Muchos de los conquistadores españoles veían los dibujos que algunos pueblos originarios de América Central y de México elaboraban con minuciosidad y pensaban que eran deidanes apócrifas, inventadas, soñadas. Un icono de la imaginación salvaje y pecadora. Ni siquiera el plumaje que distinguía los ropajes de los líderes comunitarios servía como prueba. Algo tan hermoso no podía existir, no entraba en sus cabezas invasoras.
Una leyenda guatemalteca cuenta que el quetzal solía cantar armoniosamente antes de la conquista española pero que después se quedó mudo. No es del todo exacto. El quetzal canta, no muy bien, pero canta en el bosque cerrado y nebuloso. Y de la niebla salen y a la niebla vuelven cada día. Tímida. Habitante de la selva montañosa y húmeda, en los bosques de la niebla.
En náhuatl, Quetzal significa "ave de plumaje precioso". Perfecta descripción en una sola palabra para un animal bello hasta grados superlativos. Mide escasamente 40 centímetros, como una gallina, pero su cola majestuosa, la del macho, llega a alcanzar hasta dos veces el tamaño de su cuerpo. Su vuelo es singular, ondulante, como el de una gran mariposa. Desde una rama suele dejarse caer hacia atrás para no maltratar su preciado ropaje trasero, frágil como el cristal.

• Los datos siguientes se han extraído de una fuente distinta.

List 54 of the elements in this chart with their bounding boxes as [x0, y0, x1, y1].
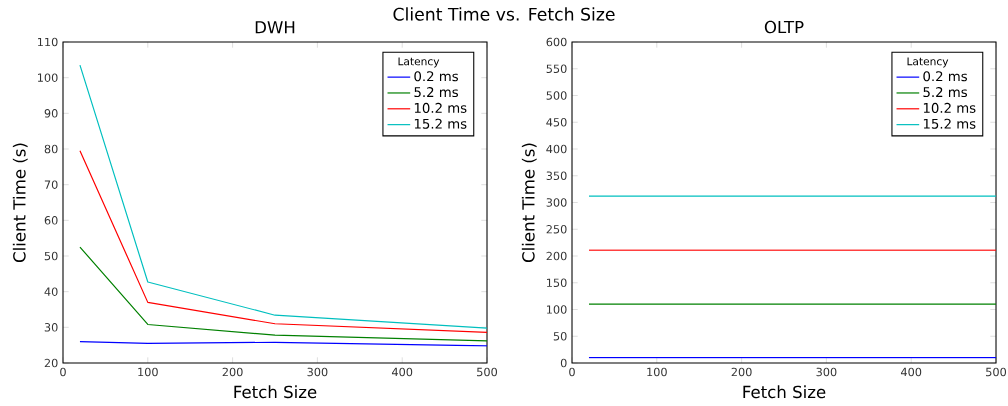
y-tick-label: 600	[546, 37, 567, 47]
x-tick-label: 400	[900, 367, 922, 377]
x-tick-label: 200	[731, 367, 752, 377]
x-tick-label: 300	[816, 367, 837, 377]
legend-label: 15.2 ms	[414, 118, 467, 129]
y-tick-label: 300	[546, 198, 567, 207]
y-tick-label: 400	[546, 144, 567, 154]
line-series	[79, 150, 488, 333]
y-axis-title: Client Time (s)	[12, 143, 28, 262]
x-tick-label: 500	[477, 367, 498, 377]
text: Client Time vs. Fetch Size	[393, 7, 615, 21]
legend-label: 0.2 ms	[414, 71, 458, 82]
y-tick-label: 250	[546, 224, 567, 234]
x-tick-label: 500	[986, 367, 1007, 377]
y-tick-label: 550	[546, 64, 567, 74]
y-axis-title: Client Time (s)	[521, 143, 537, 262]
y-tick-label: 110	[38, 37, 58, 47]
y-tick-label: 90	[44, 109, 58, 118]
y-tick-label: 30	[44, 323, 58, 332]
x-tick-label: 400	[391, 367, 413, 377]
x-tick-label: 100	[647, 367, 667, 377]
y-tick-label: 50	[44, 251, 58, 261]
y-tick-label: 200	[546, 251, 567, 261]
x-tick-label: 200	[222, 367, 243, 377]
y-tick-label: 70	[44, 180, 58, 189]
legend-label: 10.2 ms	[414, 102, 467, 113]
x-tick-label: 0	[60, 367, 66, 377]
x-tick-label: 0	[569, 367, 575, 377]
legend-label: 5.2 ms	[414, 87, 458, 98]
y-tick-label: 0	[560, 358, 567, 368]
legend-title: Latency	[907, 57, 949, 68]
x-tick-label: 300	[307, 367, 328, 377]
y-tick-label: 150	[547, 278, 567, 288]
y-tick-label: 40	[44, 287, 58, 296]
y-tick-label: 50	[553, 331, 567, 341]
legend-label: 10.2 ms	[923, 102, 976, 113]
y-tick-label: 450	[546, 117, 567, 127]
legend-label: 5.2 ms	[923, 87, 967, 98]
y-tick-label: 60	[44, 216, 58, 225]
legend-title: Latency	[398, 57, 440, 68]
chart-title: DWH	[255, 21, 295, 34]
x-axis-title: Fetch Size	[234, 385, 317, 399]
y-tick-label: 500	[546, 91, 567, 100]
x-tick-label: 100	[138, 367, 158, 377]
chart-title: OLTP	[764, 20, 804, 34]
legend-label: 0.2 ms	[923, 71, 967, 82]
x-axis-title: Fetch Size	[743, 385, 826, 399]
y-tick-label: 20	[44, 358, 58, 368]
y-tick-label: 350	[546, 171, 567, 181]
y-tick-label: 100	[38, 73, 58, 82]
y-tick-label: 80	[44, 144, 58, 154]
legend-label: 15.2 ms	[923, 118, 976, 129]
y-tick-label: 100	[547, 305, 567, 314]
line-series	[79, 246, 488, 342]
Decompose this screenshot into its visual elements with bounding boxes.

El color de su plumaje, siempre brillante, varía de intensidad según la luz del sol. El azul de la mañana se vuelve dorado al atardecer. Una metamorfosis poética bajo el reino de la luna.
Todo es color en el mundo del quetzal. Hasta los huevos, dos por pareja, poseen un tono azulado. El tono de la selva pertrechada en su manto de niebla. Qué listo es el quetzal, el ave que habita en un paraíso de tiempo.